2. Penataan keserasian antara kehidupan masyarakat dengan lingkungan fisik serta
kegiatan usahanya.
3. Fungsi dan tampilan unsur-unsur penunjang kawasan fungsional serta
kelengkapan jalan, rambu-rambu dan petunjuk, papan reklame dan nama di
kawasan pusat kota, berbagai unsur tipikal kota.
4. Perletakan unsur-unsur dan struktur bernilai sejarah dan seni, movement dan
tengeran, ornament dan pewarnaan kota (city coloning).
5. Penataan keserasian fungsi dengan unsur-unsur jaringan pergerakan yaitu antara
kepentingan pejalan kaki, kendaraan bermotor dan kendaraan tidak bermotor.
6. Penataan keserasian jaringan utilitas kota, jalur-jalur pemeliharaan dan
pengaman.
7. Penataan keserasian penghijauan kota sebagai pengindah kota, sebagai unsur
preservasi atau unsur konservasi lingkungan.
1
Djoko Sujarto, Seminar Nasional Implementasi Perancangan Kota.
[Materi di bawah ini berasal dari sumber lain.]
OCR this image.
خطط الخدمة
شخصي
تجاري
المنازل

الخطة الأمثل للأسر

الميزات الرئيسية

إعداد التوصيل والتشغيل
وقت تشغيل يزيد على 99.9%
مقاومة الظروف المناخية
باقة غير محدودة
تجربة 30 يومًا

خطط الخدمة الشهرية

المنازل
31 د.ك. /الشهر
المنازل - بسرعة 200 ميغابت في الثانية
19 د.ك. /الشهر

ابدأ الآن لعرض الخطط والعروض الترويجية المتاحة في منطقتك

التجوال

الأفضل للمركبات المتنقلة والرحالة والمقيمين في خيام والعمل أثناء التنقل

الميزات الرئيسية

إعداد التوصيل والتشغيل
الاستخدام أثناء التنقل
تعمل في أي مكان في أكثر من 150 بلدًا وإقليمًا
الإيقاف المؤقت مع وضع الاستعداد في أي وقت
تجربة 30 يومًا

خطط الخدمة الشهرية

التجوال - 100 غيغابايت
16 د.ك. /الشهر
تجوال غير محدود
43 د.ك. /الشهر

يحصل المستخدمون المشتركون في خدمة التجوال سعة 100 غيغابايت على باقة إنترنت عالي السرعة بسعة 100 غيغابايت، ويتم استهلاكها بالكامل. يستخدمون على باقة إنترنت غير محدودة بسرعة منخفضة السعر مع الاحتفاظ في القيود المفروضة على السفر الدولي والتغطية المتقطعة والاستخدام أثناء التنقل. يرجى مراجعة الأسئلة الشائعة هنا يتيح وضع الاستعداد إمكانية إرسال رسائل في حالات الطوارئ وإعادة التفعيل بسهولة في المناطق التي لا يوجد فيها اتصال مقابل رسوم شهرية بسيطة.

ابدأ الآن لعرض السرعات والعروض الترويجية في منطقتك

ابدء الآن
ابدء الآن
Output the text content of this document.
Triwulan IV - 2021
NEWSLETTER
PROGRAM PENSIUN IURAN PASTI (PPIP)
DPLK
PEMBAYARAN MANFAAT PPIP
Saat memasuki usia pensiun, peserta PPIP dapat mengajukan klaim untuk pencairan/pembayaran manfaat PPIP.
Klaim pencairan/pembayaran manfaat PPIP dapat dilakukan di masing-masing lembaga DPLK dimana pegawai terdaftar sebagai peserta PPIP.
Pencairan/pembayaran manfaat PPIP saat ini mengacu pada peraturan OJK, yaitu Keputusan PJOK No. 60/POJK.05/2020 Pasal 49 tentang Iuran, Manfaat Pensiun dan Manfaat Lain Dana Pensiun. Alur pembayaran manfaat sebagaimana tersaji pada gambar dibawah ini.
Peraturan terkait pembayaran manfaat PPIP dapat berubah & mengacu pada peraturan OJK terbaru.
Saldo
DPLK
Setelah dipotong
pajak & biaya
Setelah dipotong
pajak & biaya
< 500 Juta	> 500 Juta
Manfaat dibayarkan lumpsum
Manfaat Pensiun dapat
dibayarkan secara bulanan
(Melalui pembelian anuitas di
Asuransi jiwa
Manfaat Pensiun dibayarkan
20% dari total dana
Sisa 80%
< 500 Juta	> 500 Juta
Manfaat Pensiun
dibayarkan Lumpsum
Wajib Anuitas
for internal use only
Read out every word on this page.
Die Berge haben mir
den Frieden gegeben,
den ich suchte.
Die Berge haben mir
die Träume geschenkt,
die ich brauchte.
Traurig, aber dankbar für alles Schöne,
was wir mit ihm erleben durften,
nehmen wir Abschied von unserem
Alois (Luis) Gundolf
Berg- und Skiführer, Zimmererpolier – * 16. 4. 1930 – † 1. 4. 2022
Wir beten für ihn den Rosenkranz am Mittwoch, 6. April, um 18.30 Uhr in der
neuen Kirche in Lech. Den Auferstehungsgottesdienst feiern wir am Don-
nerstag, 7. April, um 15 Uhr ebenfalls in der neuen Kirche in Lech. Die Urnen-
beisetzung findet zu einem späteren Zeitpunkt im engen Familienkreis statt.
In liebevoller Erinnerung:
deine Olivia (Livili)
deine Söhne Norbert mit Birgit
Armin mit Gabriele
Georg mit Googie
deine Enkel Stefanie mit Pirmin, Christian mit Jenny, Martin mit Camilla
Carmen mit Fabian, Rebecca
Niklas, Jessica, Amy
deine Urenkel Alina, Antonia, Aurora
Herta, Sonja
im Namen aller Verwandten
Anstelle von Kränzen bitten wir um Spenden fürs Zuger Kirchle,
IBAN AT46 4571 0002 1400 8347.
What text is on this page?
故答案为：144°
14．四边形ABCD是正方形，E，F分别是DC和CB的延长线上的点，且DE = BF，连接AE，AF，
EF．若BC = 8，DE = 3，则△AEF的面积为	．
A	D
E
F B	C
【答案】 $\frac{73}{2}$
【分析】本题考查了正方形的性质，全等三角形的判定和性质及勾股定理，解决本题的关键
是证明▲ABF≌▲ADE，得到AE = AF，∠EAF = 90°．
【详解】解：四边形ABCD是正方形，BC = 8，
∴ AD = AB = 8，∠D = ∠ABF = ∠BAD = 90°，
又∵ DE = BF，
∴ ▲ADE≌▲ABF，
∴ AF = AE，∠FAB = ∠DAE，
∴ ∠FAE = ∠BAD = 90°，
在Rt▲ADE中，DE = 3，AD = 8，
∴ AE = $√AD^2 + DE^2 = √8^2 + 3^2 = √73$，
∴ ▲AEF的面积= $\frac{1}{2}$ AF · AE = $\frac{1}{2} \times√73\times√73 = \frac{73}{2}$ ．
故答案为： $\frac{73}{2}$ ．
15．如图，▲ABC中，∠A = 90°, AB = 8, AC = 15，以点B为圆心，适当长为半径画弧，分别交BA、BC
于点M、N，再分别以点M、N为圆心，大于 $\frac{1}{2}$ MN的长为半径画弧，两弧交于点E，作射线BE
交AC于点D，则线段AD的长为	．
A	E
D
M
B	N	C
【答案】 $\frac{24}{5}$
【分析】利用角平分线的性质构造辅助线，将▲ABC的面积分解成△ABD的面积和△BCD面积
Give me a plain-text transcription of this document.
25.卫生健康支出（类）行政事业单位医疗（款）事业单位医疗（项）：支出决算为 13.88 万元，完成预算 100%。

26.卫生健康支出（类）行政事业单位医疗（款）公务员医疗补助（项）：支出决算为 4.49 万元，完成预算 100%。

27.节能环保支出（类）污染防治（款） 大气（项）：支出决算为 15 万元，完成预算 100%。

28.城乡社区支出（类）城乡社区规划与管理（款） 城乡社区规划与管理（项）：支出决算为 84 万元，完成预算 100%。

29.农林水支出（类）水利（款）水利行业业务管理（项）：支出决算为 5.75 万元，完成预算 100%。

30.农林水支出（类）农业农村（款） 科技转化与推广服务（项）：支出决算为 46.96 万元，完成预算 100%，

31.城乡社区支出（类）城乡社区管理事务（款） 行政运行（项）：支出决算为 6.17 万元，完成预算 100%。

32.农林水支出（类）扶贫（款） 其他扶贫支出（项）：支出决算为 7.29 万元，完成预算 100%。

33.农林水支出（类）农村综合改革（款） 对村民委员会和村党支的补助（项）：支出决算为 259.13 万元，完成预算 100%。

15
Bandung. 1984
8. Penciptaan unsur-unsur baik alami maupun binaan yang akan menjadi identitas
kota.
Dolores Hayden dalam bukunya The Power of Place (1995) mengklaim
bahwa urban landscape menyimpan sejarah social perkotaan. Bahwa kebudayaan
setempat bersama arsitektur telah menciptakan sejarah sosial perkotaan, dalam hal ini
melibatkan unsur-unsur; sejarah, lansekap kebudayaan serta ruang produksi. Pola
perilaku manusia mencetak lingkungan alam, yang merupakan awal ceritera atau
place direncanakan, didesain, dibangun, ditinggali, disesuaikan, dirayakan,
dieksploitasi serta dibuang. Disini antara identitas budaya, sejarah sosial dan Urban
Desain saling menjalin. Untuk itu Hayden, melakukan pendekatan melalui unsure-
unsur sejarah social ruang perkotaan (urban space), estetika ruang kota (sense of
place), lansekap yang dipadukan dengan pendekatan politik (ruang dalam ilmu
social, geografi, ekonomi).
Untuk melihat kampung nelayan sebagai suatu place menurut Hayden dapat
dilakukan melalui pendekatan tiga unsur yaitu dari :
1. Sejarah sosial terjadinya ruang-ruang perkotaan, apa yang melatar belakangi
terciptanya, ruang-ruang komunal, public space.
2. Estetika ruang kota baik secara fisik maupun psikis, bagaimana sense of place,
getaran dan suasana yang tercipta di ruang keagamaan, dan di ruang-ruang
komunal (public space) sebagaimana posisinya dalam hirarki sosial.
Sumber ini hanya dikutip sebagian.